Verma played what would eaily go down as one of the most memorable T20 knocks by an Indian batter in recent times. On a pitch where there was some help for seamers evidently, as shown by Marizanne Kapp and Shikha Pandey earlier in the evening, Verma went after the bowling like she wanted to get out of the stadium before dinner time.
“Shafali certainly was (in a hurry). That was pretty cool to watch, I was just cheerleading from the other end. Some of the cleanest hitting I have seen. Amazing knock,” said Lanning after the match to the broadcasters.
“I just asked her to keep it simple. Stay still and hit the ball straight. It was incredible to watch. Still trying to get over it.”
The morning after, it is still not easy to come to terms with what Shafali Verma did. Her innings went like this: 1-0-0-6-4-1-4-4-4-1-1-4-4-6-0-4-1-4-1-0-6-6-0-4-6-0-0-4.
Ten fours. Five sixes. Most of them cleanly struck. Fireworks aplenty.
The first six was a 74 m hit down the ground, and the boundary that followed was lofted over extra cover, both straight bat shots. Then came a hat-trick of fours off Kim Garth, where the first two shots were powered down the ground again. And once she got into the groove, she hit a six which she carved over point. Steady base was the one constant through most of those shots.
For Verma, the WPL has been off to a good start. Her batting has looked fluent in two of the four matches DC have played. Coach Jonathan Batty spoke recently about how high a ceiling she has, reminding everyone of her age and that the peak is nowhere near yet. He had added that what the management, and Lanning especially, were trying to add to her game was shot-selection. He was particular in saying that Verma is at her best when she goes for the shots, plays fearlessly, but it was a question of knowing and trusting her strengths.
That little tweak has come from Lanning.
“I got out while playing flick in the last match, so I tried to play straight tonight and play in front,” Verma said after her blistering half-century. “Thanks to Meg, she told me to correct this and that helped me a lot.”

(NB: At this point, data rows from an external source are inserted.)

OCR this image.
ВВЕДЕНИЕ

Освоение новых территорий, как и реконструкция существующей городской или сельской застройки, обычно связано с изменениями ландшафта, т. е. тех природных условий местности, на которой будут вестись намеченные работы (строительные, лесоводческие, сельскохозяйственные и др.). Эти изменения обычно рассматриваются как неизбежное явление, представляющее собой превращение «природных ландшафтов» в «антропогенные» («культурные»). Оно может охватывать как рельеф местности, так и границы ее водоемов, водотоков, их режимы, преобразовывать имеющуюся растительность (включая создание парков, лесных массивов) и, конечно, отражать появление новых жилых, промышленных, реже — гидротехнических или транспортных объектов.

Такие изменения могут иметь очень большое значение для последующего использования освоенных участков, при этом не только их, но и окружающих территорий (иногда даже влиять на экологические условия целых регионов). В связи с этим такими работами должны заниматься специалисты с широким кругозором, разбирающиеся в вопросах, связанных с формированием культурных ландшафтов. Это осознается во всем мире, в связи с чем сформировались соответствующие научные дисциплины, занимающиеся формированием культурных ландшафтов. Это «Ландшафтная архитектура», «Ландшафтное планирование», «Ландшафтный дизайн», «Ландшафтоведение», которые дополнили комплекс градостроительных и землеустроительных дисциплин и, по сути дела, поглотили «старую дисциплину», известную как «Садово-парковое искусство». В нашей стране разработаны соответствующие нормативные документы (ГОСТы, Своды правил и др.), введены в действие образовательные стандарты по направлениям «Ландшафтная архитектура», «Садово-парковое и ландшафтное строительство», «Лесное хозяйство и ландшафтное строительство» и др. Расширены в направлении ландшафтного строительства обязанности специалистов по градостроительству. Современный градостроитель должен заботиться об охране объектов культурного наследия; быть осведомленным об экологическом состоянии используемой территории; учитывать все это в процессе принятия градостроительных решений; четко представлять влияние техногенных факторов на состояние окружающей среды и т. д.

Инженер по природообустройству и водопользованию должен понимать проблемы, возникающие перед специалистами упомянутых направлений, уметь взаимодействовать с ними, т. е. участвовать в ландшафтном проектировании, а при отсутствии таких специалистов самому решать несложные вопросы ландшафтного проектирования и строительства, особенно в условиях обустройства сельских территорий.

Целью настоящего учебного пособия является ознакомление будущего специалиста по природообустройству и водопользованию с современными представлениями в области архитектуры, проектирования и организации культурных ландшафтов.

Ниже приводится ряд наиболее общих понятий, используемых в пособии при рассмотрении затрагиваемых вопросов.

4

Lanning said that, while the plan was to make sure they didn’t take a cautious approach to the chase, what unfolded from the bat of Verma wasn’t something she foresaw.
“It seemed like a new-ball wicket, and they (Giants) have some very good bowlers. When it was full, we could play. Shafali did not make it look tough. We did not want to go into our shell and tried to be aggressive,” said Lanning in the post-match press conference.
“There was a little bit (of help) there if you got it in the right areas which we felt like we did. But Shafali took the wicket out of the equation, she backed herself, played to her strengths, stayed still and hit straight. On these wickets if you do that, you are going to be successful. I loved standing at the other end watching her do her thing.
“I did not see that coming from Shafali, I do not think anyone did. She played to her strengths and got on a roll and when that happens in T20 cricket you just got to be going with it,” Lanning added.
Years down the line, Shafali Verma can proudly recall that one night when she left Meg Lanning awestruck from the non-striker’s end.